The process followed during the latter Middle Ages was natural enough, but with the Renaissance it began to accomplish itself at the expense of essential liberty, and during the nineteenth century it became an insanity and a curse. If, in a wisdom born of the drastic purgation of war, we return to the model established during the Great Thousand Years, and build a new world in accordance with that model on the desolate [67/68] ruins of the old, it is for us to see that the lesson is well learned from failure, and that when the synthetic process begins we do not sacrifice the new liberty we have won for the old Imperialism we now are casting away.
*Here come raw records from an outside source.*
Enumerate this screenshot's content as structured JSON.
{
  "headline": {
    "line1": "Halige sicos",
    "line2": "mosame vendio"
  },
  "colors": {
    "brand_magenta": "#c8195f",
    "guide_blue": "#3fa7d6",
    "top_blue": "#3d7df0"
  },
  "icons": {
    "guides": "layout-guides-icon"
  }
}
May the sons of St Benedict, whatever their name and Order, aid us and guide us in the great work of rebuilding a world, as they have ever done from the day when Benedict of Nursia went out from a crumbling Rome to the hidden cave in the Sabine hills to receive the Divine revelation of a new life for a world sick unto death.

And may St. Benedict and St. Odo, St. Bernard and St Norbert, St Bruno, St. Francis and St. Domenic, St Ignatius Loyola and St. Vincent de Paul, pray for us and for those that come after, that the work may be well done.